O especialista esclarece que o varejo é uma atividade econômica crítica, porque atua com grande volume de dinheiro e margens muito apertadas. “É um exercício de fluxo financeiro difícil de fazer, porque você compra produto contando com a venda. Se você erra a previsão, o produto fica parado e a conta chega”, afirma. Isso pode levar a pedidos de empréstimos a bancos e ao endividamento com credores. Esse movimento se intensifica com a alta da taxa de juros: atualmente a Selic está em 14% ao ano.

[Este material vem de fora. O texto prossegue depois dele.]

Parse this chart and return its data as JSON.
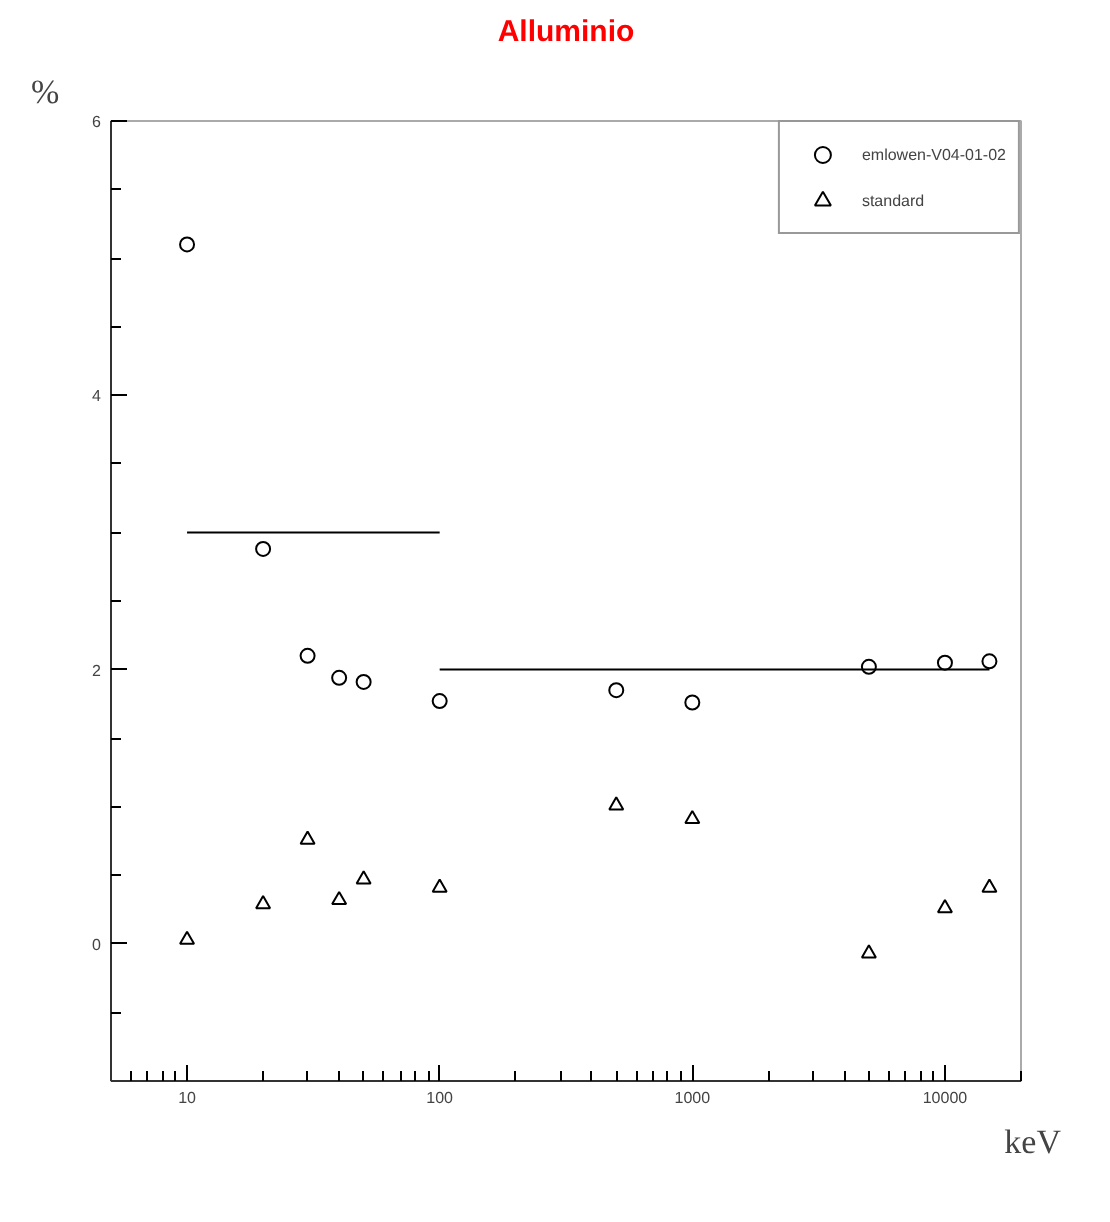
{
  "chart_data": {
    "type": "scatter",
    "title": "Alluminio",
    "xlabel": "keV",
    "ylabel": "%",
    "log": "x",
    "xlim": [
      5,
      20000
    ],
    "ylim": [
      -1,
      6
    ],
    "xticks": [
      10,
      100,
      1000,
      10000
    ],
    "yticks": [
      {
        "value": -0.5,
        "label": null
      },
      0,
      {
        "value": 0.5,
        "label": null
      },
      {
        "value": 1,
        "label": null
      },
      {
        "value": 1.5,
        "label": null
      },
      2,
      {
        "value": 2.5,
        "label": null
      },
      {
        "value": 3,
        "label": null
      },
      {
        "value": 3.5,
        "label": null
      },
      4,
      {
        "value": 4.5,
        "label": null
      },
      {
        "value": 5,
        "label": null
      },
      {
        "value": 5.5,
        "label": null
      },
      6
    ],
    "grid": false,
    "legend": "top right",
    "x": [
      10,
      20,
      30,
      40,
      50,
      100,
      500,
      1000,
      5000,
      10000,
      15000
    ],
    "series": [
      {
        "name": "emlowen-V04-01-02",
        "color": "#000000",
        "marker": "circle",
        "values": [
          5.1,
          2.88,
          2.1,
          1.94,
          1.91,
          1.77,
          1.85,
          1.76,
          2.02,
          2.05,
          2.06
        ]
      },
      {
        "name": "standard",
        "color": "#000000",
        "marker": "triangle",
        "values": [
          0.03,
          0.29,
          0.76,
          0.32,
          0.47,
          0.41,
          1.01,
          0.91,
          -0.07,
          0.26,
          0.41
        ]
      },
      {
        "type": "line",
        "color": "#000000",
        "marker": "none",
        "x": [
          10,
          100
        ],
        "values": [
          3,
          3
        ]
      },
      {
        "type": "line",
        "color": "#000000",
        "marker": "none",
        "x": [
          100,
          15000
        ],
        "values": [
          2,
          2
        ]
      }
    ]
  }
}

Como o UOL Confere verificou, o país atingiu recorde de pedidos de recuperação judicial no ano passado, mas isso não significa falência de empresas. Pelo contrário, no mesmo período, o número de falências foi o mais baixo desde 2012. Ricardo Pastore explica que o pedido de recuperação judicial evita desempregos e efeito cascata. “Porque se um grande varejista deixa de pagar fornecedores, alguns podem quebrar junto com ele”, diz.

Multinacionais encerram fábricas em outros países, enquanto mantêm atividades no Brasil. Já para as multinacionais, o Brasil representa um mercado gigante e lucrativo na avaliação do especialista. “A vantagem das multinacionais é que, enquanto um mercado está ruim, outro está bom. Isso acaba minimizando o impacto de crises localizadas. E o Brasil, apesar de tudo, tem certa estabilidade”, afirma.

Táticas de desinformação utilizadas

Desinformação usa núcleo de verdade para enganar. De acordo com Sérgio Lüdtke, editor-chefe do Projeto Comprova e secretário-executivo da Abraji (Associação Brasileira de Jornalismo Investigativo), esse tipo de desinformação se baseia em distorcer um cenário que faz parte do cotidiano de muita gente. “As pessoas já ouviram falar de empresas fechando, sabem que há um endividamento tanto de pessoas quanto de empresas bastante forte, e no ambiente digital, onde a atenção é precária e há um ponto de vista estabelecido sobre essas coisas, qualquer manipulação que se faça a partir de uma verdade é mais facilmente absorvida”, explica.

Descontextualização, apelo à emoção e verossimilhança são algumas das táticas usadas pelos desinformadores. As publicações enganosas destacam o encerramento de postos de trabalho como uma estratégia para causar uma reação sentimental no leitor. “Também tem exagero ou alarmismo ao distorcer um fato real e ampliar o impacto para gerar algum tipo de pânico ou ansiedade”, avalia Lüdtke.

Mentiras são repetidas até que se tornem verdades. Nas redes sociais, a repetição e a exposição constante ao conteúdo podem familiarizar o usuário até que ele tome aquilo como verdade.”Na medida em que há várias contas reproduzindo o mesmo conteúdo, essa repetição ajuda a consolidar uma ideia”, explica.